Formal Hypothesis Test

  • Null Hypothesis $H_0$​: $P = Q$ (distributions are the same).
  • Alternative Hypothesis $H_1$​: $P \neq Q$.
  • Test statistic: classifier accuracy (or AUC).
  • Use permutation testing / bootstrapping to get p-values.

Advantages

  • Works in very high dimensions (unlike KS or Chi-square).
  • Easy to implement with standard ML classifiers.
  • Naturally adapts to complex feature structures (images, text).

Disadvantages

  • Requires training a model (computationally heavier).
  • Sensitive to classifier choice (weak classifier may fail to detect shift).
  • Needs enough data to avoid overfitting.

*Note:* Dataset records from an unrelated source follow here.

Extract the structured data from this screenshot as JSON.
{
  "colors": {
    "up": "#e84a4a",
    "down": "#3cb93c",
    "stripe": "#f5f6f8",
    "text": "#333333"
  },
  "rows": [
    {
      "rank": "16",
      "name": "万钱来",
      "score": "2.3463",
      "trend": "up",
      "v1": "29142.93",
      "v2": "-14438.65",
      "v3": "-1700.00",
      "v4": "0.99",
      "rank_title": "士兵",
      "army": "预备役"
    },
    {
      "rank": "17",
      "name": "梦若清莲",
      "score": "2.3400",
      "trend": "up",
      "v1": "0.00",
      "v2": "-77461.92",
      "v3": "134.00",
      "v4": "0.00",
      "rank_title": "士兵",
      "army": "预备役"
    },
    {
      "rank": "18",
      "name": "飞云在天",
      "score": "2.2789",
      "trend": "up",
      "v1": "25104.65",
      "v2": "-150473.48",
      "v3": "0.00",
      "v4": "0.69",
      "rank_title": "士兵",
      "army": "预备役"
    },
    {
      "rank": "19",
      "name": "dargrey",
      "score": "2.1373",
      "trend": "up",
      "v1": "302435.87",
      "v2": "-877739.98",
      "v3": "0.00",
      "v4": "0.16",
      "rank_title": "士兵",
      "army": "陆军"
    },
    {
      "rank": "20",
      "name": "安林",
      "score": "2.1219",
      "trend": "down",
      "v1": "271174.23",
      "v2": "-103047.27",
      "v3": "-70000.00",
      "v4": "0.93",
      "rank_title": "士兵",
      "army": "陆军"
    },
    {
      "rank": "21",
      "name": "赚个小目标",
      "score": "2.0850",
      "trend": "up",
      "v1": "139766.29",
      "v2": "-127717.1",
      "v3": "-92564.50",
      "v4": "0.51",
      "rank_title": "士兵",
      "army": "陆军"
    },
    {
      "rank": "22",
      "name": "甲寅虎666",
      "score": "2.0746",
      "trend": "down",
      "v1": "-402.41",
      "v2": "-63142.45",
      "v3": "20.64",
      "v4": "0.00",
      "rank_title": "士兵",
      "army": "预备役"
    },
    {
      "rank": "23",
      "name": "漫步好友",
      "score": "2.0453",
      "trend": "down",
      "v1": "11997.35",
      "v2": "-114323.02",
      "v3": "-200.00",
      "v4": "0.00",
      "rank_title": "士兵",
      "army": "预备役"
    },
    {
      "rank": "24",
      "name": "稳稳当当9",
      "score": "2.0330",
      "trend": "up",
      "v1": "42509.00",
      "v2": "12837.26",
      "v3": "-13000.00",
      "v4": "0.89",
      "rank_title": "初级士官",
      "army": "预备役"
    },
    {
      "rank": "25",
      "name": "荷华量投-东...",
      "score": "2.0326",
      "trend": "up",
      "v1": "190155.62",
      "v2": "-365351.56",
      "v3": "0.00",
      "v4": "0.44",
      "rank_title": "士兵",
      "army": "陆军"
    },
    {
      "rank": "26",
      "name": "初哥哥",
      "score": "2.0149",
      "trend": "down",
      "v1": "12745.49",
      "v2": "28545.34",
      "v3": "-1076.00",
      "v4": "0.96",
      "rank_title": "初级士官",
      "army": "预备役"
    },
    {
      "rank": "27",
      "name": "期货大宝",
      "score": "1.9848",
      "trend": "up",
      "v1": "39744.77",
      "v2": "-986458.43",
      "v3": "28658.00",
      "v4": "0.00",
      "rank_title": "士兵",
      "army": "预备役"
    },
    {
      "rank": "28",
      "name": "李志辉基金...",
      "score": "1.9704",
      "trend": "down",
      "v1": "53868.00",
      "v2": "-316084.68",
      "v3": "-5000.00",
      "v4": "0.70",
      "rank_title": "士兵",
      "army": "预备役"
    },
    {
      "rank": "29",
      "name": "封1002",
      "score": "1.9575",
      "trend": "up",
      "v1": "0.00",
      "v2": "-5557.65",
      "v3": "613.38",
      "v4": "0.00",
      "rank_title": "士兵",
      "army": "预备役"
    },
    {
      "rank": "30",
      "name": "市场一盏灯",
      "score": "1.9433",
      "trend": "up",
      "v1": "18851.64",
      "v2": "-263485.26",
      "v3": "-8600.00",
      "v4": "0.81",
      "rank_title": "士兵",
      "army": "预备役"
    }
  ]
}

Applications in Data Science

  • Data Drift Detection: Train vs. production data.
  • GAN/Generative Model Evaluation: Generated vs. real data.
  • Bias Detection: Compare subgroups (e.g., men vs. women distributions in features).

Example

  • Suppose you have 10,000 training samples (2024 data) and 10,000 production samples (2025 data).
  • Train a classifier (say XGBoost) to distinguish them.
  • If classifier gets AUC = 0.90, it means the two datasets are easily distinguishable → strong distribution drift.

Summary:
Classifier Two-Sample Tests (C2STs) turn the distribution comparison problem into a supervised classification task. They are powerful for high-dimensional, real-world data (images, text, tabular), and often outperform traditional statistical distances in practice.